Pete Nanos, the interim director of the embattled Los Alamos National Laboratory, has been asked to be its permanent chief, promising to “show the country what we can do.”
University of California President Richard Atkinson told regents Thursday that Nanos’ performance in recent months makes conducting a national search for a permanent director unnecessary.
“Under the most trying of circumstances, Pete has provided bold, innovative and compassionate leadership to the hardworking men and women of the Los Alamos laboratory,” Atkinson said.
Nanos has held the post on an interim basis since Jan. 6 when he took over from former Director John Browne, who resigned amid a management and business operations scandal.
Since then, Nanos has helped lead an overhaul at the Dept. of Energy-owned and university-run lab that has replaced top managers and instituted new purchasing and inventory rules.

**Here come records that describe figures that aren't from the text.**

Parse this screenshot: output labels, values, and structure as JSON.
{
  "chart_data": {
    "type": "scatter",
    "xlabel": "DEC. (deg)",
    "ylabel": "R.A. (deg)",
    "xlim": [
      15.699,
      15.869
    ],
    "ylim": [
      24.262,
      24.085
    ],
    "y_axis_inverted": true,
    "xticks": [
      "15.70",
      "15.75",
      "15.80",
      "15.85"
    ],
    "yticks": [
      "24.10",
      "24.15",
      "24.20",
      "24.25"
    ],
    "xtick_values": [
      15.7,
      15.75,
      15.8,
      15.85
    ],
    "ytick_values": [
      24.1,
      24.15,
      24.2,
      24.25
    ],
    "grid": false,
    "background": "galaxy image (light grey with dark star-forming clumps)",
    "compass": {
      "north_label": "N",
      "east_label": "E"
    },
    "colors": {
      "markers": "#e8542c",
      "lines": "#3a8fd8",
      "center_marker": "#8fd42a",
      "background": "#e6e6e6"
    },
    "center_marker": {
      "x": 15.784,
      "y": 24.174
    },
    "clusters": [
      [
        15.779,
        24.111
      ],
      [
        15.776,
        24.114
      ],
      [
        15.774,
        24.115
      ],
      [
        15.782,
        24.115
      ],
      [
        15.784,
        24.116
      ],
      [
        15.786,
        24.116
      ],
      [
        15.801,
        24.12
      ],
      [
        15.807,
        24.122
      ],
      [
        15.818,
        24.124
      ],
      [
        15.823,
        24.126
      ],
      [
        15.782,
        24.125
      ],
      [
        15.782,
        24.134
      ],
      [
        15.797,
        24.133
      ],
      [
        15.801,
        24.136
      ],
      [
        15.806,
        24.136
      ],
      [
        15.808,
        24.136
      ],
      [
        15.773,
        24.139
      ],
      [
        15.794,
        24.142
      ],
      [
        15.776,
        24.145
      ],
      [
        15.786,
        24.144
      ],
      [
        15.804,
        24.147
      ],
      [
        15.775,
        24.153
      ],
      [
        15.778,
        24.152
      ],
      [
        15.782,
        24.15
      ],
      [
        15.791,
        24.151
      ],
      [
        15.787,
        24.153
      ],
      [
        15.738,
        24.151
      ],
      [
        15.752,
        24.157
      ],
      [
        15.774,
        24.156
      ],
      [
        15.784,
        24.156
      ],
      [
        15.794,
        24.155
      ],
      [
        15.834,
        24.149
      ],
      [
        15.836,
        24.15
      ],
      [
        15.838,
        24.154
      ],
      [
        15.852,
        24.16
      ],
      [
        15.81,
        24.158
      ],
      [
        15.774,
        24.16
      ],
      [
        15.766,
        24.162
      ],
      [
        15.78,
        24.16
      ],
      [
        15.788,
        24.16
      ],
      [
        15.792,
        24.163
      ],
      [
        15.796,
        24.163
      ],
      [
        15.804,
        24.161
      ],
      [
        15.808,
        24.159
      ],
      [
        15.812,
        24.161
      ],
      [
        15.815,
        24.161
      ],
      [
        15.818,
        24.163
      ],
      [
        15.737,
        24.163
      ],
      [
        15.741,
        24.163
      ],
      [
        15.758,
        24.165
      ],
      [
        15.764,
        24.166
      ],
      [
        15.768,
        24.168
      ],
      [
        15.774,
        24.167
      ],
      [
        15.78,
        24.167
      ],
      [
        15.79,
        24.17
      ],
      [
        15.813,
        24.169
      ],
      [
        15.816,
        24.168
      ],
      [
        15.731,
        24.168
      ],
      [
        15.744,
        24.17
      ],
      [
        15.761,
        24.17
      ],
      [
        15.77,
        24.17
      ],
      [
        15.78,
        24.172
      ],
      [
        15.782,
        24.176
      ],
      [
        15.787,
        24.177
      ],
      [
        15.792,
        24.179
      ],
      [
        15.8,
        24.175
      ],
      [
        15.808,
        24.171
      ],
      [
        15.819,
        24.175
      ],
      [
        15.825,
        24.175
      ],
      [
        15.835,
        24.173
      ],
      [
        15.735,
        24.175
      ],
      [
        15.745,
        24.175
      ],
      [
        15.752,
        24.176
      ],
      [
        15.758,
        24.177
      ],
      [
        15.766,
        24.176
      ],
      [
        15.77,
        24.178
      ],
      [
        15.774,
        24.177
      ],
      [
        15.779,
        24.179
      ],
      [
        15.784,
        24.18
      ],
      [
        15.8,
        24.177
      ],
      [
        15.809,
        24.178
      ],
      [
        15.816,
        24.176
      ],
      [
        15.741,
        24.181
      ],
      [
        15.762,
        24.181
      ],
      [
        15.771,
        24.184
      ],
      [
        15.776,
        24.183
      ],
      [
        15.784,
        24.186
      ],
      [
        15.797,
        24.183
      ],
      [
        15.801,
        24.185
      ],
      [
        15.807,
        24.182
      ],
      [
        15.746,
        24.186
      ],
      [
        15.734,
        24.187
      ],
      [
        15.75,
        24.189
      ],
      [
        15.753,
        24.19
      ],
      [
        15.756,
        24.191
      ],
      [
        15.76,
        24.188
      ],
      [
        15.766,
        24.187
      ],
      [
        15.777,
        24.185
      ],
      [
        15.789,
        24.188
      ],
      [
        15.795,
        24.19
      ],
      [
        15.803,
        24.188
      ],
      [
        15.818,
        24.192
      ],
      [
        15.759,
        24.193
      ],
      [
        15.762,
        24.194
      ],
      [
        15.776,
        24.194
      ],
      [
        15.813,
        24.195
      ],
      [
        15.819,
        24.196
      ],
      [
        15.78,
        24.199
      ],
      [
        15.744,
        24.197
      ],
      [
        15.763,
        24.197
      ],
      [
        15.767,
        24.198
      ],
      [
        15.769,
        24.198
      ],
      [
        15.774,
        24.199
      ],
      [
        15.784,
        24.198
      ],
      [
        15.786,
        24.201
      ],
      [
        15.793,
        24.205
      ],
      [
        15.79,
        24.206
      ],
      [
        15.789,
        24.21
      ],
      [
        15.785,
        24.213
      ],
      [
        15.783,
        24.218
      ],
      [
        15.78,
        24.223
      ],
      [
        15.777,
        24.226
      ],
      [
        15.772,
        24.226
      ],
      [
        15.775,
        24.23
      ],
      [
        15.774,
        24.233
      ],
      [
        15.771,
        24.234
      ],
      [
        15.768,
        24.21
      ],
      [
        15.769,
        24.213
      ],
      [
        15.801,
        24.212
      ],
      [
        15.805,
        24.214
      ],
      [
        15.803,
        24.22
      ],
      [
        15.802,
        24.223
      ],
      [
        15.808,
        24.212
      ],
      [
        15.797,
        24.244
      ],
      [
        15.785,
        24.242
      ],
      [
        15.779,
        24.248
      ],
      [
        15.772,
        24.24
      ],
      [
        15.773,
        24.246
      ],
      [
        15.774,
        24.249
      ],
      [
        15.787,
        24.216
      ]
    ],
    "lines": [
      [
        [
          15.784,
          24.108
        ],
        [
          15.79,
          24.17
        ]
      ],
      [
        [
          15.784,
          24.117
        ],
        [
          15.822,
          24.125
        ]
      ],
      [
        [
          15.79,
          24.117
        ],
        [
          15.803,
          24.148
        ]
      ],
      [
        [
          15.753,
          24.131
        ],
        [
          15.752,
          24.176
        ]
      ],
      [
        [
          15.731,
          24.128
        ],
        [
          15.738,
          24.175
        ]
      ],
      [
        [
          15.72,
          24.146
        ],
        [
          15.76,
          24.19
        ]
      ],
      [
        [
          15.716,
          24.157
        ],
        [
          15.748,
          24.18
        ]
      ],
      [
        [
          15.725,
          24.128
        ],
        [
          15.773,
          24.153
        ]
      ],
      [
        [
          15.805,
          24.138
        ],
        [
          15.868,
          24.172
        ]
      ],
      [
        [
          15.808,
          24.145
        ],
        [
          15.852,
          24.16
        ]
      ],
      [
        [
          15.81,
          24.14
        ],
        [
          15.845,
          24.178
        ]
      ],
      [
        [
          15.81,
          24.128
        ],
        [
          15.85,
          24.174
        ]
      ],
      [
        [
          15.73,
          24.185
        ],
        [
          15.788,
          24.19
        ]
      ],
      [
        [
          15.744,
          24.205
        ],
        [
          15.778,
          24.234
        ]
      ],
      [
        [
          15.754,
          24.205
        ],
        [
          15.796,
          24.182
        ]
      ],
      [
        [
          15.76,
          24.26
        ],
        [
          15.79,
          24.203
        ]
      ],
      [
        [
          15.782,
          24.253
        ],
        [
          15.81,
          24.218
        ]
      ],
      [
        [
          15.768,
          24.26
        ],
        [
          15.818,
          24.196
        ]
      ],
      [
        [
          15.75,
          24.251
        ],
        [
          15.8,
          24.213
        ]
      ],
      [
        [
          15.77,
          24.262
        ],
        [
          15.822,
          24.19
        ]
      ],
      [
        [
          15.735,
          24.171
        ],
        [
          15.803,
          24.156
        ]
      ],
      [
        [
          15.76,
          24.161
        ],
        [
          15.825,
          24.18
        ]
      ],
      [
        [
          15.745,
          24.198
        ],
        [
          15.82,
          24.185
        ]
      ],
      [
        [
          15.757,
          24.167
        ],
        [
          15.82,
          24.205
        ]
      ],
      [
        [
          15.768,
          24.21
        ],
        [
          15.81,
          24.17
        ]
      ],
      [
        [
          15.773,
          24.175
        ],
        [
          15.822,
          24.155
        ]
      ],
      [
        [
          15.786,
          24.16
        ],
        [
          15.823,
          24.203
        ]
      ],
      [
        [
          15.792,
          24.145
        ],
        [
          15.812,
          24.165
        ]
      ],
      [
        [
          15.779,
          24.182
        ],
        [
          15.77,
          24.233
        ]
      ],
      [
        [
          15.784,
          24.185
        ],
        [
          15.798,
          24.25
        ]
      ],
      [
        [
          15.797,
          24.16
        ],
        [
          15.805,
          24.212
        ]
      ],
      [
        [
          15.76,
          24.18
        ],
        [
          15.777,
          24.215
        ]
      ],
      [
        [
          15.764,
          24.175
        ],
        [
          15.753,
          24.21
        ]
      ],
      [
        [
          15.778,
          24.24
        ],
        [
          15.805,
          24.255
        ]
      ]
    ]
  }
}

For his efforts, Nanos has received high marks by lab employees, the state’s congressional delegation and Gov. Bill Richardson. But Nanos acknowledges that a major challenge still lies ahead: keeping the university’s control of the lab.
Energy Secretary Spencer Abraham, citing a string of management breakdowns at the lab, announced April 30 there would be competitive bidding for the contract to run Los Alamos when the current contract expires in September 2005. He said that despite the university’s aggressive efforts to fix the problems, the school must bear some blame.
“We now have our team together and we’re ready to take our show on the road and show the country what we can do,” Nanos said. “I think the more we can show the importance of the lab to the country and quality of performance to the country, then UC as the overall manager of the lab gets the credit for that.”
Nanos joined Los Alamos in August 2002. A retired Navy vice admiral, Nanos was the former commander of the Naval Sea Systems Command and of the Navy’s strategic nuclear program.